Visitors in Pyongyang, North Korea, bow in respect to statues of former leaders Kim Il Sung and Kim Jong Il, grandfather and father of Kim Jong Un.
Radio could play an even bigger role on the divided Korean Peninsula after this week’s historic summit in Singapore.
The meeting on June 12, 2018, between U.S. President Donald Trump and Supreme Leader Kim Jong Un of North Korea ended with an agreement broadly calling for denuclearization of the peninsula and improved relations. In a precursor to the summit, the leaders of the two Koreas met in April, spurring some thawing after decades of icy relations.
Experts globally are vigorously debating the ramifications of the Singapore agreement, and the director of TWR’s national partner in South Korea said views among his compatriots are split regarding how much trust to put in their reclusive neighbor to the north.
“It is still a great blessing and welcome news for the two hostile countries to try to be reconciled since they have not shied away from criticizing and attacking each other before,” Boaz H.K. Seong of TWR Korea said. “Many Christians in Korea have been praying and yearning for the peace of their land.”
Radio Still Crucial
Because the government places strong restrictions on the flow of information in North Korea, radio is one of the few effective ways for people to hear about the gospel or other news from the outside world. Shortwave programs broadcast from TWR Guam play an important role in encouraging believers to persevere, Boaz said, and more programming has been added in response to a growing desire in the north for “external news.”
Even if the results of the summit are positive and geopolitical improvements unfold rapidly, information flow is likely to be restricted for some time, he said.
“Despite these difficulties, the desire for external news amongst the North Korean residents will grow, and it means that the role of the radio broadcasts will become even more crucial,” Boaz said. “TWR will put in even more effort to preach the gospel to the North Koreans.”
Because many North Koreans have been educated to hold strongly negative attitudes toward Christianity, he added, TWR will need to focus on pre-evangelistic messages. These will introduce the undistorted basics of the Christianity and encourage listeners to engage the faith with open minds. Directly evangelistic programming can then have a greater impact.
Boaz knows personally how an encounter with the living God can transform deep-seated attitudes. It was only after he accepted Christ that he began to see North Koreans as human beings in need of the gospel and not as targets of hostility. Today he asks for Christians around the world to join him in praying for:
- The parties involved in the political talks to value peace and not turn back to the path of war and conflict.

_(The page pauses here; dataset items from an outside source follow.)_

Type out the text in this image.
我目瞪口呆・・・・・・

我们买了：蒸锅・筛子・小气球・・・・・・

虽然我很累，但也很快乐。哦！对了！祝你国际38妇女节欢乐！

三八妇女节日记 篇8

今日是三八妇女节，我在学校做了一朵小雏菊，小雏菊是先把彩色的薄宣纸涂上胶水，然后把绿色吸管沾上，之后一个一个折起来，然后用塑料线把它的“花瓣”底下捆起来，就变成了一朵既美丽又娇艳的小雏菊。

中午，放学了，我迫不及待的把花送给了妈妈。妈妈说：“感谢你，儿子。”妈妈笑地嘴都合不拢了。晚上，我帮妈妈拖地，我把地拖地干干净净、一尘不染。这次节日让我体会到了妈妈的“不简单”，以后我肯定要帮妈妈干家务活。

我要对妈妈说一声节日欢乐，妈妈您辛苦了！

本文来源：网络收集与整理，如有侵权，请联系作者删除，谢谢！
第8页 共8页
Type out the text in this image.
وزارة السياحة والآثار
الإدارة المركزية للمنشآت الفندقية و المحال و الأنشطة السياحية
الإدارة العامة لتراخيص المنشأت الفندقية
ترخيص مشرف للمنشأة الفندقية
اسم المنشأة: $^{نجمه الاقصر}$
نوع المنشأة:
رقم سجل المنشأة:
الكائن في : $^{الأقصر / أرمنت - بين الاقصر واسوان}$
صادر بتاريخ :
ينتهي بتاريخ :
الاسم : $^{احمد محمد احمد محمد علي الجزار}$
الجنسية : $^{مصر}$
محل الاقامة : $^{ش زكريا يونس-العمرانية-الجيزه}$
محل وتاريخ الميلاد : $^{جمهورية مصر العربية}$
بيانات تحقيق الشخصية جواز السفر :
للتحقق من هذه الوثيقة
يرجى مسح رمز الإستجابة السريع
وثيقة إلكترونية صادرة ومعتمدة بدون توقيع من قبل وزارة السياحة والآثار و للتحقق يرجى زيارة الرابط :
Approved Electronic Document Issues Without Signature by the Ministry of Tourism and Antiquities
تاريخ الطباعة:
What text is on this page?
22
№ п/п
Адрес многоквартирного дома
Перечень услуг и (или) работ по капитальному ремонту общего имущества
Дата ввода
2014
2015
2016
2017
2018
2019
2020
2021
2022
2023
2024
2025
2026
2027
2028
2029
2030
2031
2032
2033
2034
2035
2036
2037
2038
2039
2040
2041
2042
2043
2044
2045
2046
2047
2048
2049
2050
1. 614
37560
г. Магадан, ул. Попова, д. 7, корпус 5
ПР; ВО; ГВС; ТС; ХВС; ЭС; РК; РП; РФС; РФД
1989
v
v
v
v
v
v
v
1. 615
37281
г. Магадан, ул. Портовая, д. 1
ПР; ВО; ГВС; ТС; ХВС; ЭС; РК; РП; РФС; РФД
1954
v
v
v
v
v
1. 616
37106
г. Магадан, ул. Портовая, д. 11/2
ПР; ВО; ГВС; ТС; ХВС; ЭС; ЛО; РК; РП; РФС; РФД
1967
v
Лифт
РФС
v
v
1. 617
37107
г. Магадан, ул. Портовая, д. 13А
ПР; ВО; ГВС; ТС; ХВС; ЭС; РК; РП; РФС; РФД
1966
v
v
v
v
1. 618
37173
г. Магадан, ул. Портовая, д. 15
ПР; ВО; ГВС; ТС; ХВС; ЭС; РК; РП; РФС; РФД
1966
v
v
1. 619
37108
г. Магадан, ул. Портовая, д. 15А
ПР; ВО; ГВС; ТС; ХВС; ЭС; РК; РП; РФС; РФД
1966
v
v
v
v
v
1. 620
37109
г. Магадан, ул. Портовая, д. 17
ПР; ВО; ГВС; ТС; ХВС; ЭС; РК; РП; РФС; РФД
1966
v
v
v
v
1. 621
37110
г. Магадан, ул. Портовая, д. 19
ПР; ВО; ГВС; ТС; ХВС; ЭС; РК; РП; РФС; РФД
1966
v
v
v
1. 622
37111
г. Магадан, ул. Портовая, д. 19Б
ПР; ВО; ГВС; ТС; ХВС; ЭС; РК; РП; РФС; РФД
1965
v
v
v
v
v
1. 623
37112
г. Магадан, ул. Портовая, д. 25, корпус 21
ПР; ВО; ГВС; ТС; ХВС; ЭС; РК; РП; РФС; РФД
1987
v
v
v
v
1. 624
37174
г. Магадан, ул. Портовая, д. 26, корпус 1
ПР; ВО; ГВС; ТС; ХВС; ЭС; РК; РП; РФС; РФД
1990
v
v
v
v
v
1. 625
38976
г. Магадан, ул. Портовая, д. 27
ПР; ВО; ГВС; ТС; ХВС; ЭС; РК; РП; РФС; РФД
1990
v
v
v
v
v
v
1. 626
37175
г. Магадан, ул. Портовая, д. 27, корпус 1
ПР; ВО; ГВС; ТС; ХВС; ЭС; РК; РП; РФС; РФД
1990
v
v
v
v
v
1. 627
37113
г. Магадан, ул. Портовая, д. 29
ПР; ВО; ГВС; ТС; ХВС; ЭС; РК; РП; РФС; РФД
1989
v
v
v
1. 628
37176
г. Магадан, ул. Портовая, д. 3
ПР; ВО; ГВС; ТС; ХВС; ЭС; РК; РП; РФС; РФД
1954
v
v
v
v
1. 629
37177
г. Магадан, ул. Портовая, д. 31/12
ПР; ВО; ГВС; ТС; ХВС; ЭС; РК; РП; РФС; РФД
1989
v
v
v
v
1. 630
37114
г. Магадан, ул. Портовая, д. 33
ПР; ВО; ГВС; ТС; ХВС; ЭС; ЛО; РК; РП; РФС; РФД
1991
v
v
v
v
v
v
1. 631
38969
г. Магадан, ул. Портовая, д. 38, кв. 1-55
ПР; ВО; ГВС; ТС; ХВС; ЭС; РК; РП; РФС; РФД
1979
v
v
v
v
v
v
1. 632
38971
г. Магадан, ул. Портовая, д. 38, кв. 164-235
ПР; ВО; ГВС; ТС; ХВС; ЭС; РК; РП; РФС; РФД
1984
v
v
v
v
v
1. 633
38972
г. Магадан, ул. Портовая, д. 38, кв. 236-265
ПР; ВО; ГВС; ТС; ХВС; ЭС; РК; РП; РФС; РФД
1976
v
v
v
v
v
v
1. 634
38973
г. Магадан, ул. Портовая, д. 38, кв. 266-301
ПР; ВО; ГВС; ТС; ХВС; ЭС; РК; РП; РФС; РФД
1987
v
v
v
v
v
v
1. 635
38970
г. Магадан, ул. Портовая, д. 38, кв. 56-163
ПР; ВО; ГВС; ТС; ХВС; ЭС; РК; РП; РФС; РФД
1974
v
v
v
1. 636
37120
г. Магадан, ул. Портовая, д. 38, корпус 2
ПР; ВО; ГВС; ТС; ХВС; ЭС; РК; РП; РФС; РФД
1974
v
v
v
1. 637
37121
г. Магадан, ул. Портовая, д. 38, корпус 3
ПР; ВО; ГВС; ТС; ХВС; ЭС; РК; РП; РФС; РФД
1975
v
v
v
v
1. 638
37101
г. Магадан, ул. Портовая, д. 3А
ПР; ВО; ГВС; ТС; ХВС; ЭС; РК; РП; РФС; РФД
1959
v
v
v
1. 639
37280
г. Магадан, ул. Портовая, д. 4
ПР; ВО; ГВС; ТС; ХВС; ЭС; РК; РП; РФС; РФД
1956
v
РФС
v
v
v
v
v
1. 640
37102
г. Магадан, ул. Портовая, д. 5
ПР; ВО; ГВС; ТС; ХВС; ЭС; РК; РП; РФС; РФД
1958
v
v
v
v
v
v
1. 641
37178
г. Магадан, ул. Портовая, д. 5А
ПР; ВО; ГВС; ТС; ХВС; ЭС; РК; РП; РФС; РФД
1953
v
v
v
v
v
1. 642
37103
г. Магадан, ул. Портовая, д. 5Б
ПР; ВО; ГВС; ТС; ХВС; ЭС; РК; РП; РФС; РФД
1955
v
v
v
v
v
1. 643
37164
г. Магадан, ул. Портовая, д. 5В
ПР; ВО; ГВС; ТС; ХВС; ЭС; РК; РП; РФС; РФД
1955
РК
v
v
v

- Korean families long separated because of their divided countries to be reunited in a timely manner. A massive reunion of these separated families is tentatively planned for Aug. 15.
- More North Koreans to be able to locate the frequency of broadcasts by TWR, whose messages are only about biblical truth and God’s love and not about political combat.
- Radio receivers provided by TWR supporters to be delivered safely to North Koreans who desperately need to hear the good news of Christ. And pray for the protection of TWR listeners, who take risks to tune the programs.
- The peace and forgiveness bestowed by the Lord to heal Korean hearts broken by war and political strife. And ask him to empower South Korean Christians to take the lead in seeking reconciliation between individuals and factions.